I find the label 'peaceful betta' a bit of a misnomer when it comes to Betta imbellis. They still can be an aggressive fish, it really depends on the individual, and if your male is a hybrid I wouldn't look at him in the same light as I would a pure Betta imbellis, as you may find his parentage may not even include any imbellis at all (there are a lot of hybrids sold as pure that are used for breeding). 

30L is quite a small space to work with. It is too small for a bristlenose, and I usually advise a minimum of 40L for schooling fish (this is just a personal opinion I know others on this forum disagree).
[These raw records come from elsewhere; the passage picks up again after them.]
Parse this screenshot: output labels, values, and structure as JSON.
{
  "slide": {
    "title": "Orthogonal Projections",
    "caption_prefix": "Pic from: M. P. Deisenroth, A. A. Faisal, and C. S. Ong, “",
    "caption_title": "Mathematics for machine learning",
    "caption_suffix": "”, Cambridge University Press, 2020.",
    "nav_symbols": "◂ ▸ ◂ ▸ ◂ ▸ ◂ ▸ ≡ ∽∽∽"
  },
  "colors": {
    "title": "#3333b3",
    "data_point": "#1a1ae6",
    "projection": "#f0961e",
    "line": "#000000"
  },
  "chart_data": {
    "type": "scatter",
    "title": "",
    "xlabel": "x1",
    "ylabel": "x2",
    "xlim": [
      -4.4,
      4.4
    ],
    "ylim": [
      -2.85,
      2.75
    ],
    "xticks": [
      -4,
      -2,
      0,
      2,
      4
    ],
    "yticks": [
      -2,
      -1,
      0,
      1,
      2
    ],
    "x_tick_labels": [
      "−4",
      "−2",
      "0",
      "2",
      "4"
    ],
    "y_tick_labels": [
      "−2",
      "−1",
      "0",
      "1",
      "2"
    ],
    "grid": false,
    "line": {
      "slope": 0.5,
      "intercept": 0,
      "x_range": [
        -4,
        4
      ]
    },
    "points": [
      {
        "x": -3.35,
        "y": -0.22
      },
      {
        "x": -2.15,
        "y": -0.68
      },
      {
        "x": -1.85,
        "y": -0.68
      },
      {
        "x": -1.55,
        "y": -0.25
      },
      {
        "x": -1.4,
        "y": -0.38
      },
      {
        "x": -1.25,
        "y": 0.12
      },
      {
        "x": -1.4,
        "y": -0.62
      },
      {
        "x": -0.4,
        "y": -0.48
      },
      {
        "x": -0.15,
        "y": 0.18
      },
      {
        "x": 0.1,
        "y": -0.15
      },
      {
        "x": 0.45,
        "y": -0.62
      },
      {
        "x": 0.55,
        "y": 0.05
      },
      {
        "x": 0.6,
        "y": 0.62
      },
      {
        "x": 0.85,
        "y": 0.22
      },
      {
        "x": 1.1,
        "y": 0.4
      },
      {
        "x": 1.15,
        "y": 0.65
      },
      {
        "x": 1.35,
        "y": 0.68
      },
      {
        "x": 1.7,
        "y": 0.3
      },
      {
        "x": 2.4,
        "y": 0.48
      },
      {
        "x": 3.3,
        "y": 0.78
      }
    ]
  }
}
ADFs may be okay tankmates but being that I have never kept one, I can't really advise on their care requirements. I'm also not sure what water parameters the snails are suitable for. Would they do okay in softer water with a lower pH? 

No one can predict how a betta will react to other fish. It all comes down to the individual betta's temperament and aggression levels.


----------



## RussellTheShihTzu (Mar 19, 2013)

+1 LBF knows her wild-type Betta so I'd seriously listen. If you get tank mates wait until you've had him long enough to determine his personality. But tank mates are still iffy and you need a backup plan.

With the ADF you'd need a minimum of three for them to show their personalities. One or two will spend most of their time hiding as they are quite social and need the suppport to feel comfortable. I have six frogs and a Betta in a 40L tank; lots of plants and places for the ADF to sleep.


----------